Nov 23 2009
Professor Franco Cacialli of the University College London has become a fellow of the American Physical Society upon the recommendation of the Division of Materials Physics.
His work has contributed to organic semiconductors and related applications, and to the fabrication of conjugated polymers nanostructures via scanning near-field optical lithography (Appl. Phys. Lett. 82, 526,2003), and more recently scanning thermal lithography (Nature Nanotechnology 4, 664, 2009). Professor Franco Cacialli also proposed a new method to investigate probe-induced sample heating in apertured near-field experiments (Appl. Phys. Lett. 86, 11102 (2005)), exploiting organic semiconductors thermochromism. His work on polymer LEDs ranged from the first demonstration of extended device lifetimes (~1000 hours, Synth. Met. 67, 157, 1994), to a comprehensive study of charge injection issues, and optimisation of injection barriers (e.g. J. Appl. Phys. 84, 6859, 1998; Appl. Phys. Lett. 79, 174, 2001), including the direct measurement of the work function increase upon incorporation of PEDOT:PSS hole-injection layers in finished devices (Appl. Phys. Lett. 75, 1679, 1999).

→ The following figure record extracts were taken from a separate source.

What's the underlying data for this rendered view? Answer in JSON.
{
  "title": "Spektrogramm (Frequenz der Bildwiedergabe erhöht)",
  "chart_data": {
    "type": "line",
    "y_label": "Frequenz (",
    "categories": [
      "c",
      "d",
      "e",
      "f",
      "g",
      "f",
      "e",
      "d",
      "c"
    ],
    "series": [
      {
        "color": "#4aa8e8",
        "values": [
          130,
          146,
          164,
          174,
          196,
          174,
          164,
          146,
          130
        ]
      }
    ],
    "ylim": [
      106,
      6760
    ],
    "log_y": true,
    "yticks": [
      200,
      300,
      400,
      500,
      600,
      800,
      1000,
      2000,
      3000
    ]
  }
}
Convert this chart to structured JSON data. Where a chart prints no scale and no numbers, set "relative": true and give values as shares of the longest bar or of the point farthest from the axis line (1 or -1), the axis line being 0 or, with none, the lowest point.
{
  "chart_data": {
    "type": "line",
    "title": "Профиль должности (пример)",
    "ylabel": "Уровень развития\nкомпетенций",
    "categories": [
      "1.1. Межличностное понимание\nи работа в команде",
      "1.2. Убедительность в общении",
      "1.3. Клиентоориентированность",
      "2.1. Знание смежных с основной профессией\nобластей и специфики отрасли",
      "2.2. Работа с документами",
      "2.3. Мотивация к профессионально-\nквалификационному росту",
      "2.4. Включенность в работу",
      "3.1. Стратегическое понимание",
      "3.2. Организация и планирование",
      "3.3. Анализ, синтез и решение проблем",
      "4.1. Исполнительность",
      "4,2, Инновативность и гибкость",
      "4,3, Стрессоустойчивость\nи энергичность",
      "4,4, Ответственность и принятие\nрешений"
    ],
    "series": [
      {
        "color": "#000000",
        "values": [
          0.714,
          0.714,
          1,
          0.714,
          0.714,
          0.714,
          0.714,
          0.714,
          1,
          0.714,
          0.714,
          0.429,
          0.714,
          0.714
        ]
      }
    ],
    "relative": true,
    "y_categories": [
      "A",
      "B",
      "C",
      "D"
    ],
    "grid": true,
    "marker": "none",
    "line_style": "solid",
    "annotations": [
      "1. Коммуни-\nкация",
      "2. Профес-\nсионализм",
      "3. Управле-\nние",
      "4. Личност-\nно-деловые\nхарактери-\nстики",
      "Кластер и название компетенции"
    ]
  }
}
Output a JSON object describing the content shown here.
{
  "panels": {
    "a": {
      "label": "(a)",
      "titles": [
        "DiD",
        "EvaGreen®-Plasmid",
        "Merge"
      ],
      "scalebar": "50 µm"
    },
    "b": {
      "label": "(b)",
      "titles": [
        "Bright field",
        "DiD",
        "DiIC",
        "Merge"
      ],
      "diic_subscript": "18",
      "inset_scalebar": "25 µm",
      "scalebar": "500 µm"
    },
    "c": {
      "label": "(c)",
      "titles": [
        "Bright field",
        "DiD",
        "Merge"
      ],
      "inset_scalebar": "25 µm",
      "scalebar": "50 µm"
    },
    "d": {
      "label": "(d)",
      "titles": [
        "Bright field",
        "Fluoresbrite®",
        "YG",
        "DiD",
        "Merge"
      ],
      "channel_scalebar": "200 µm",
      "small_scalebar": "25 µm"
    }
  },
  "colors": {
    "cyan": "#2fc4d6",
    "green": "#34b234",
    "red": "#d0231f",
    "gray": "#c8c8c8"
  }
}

Professor Franco Cacialli has also developed a keen interest for supramolecularly engineered materials in general, and threaded molecular wires (TMWs) in particular, thanks to collaboration with the group of HL Anderson at Oxford. In 2002 they have reported the first optical and electroluminescence characterisation of such wires, and since then demonstrated the dramatic effects that threading of conjugated polymers into insulating cyclodextrin rings (to form conjugated polyrotaxanes) has on the control of intermolecular excitations (F. Cacialli et al. Nature materials, 1, 160, 2002).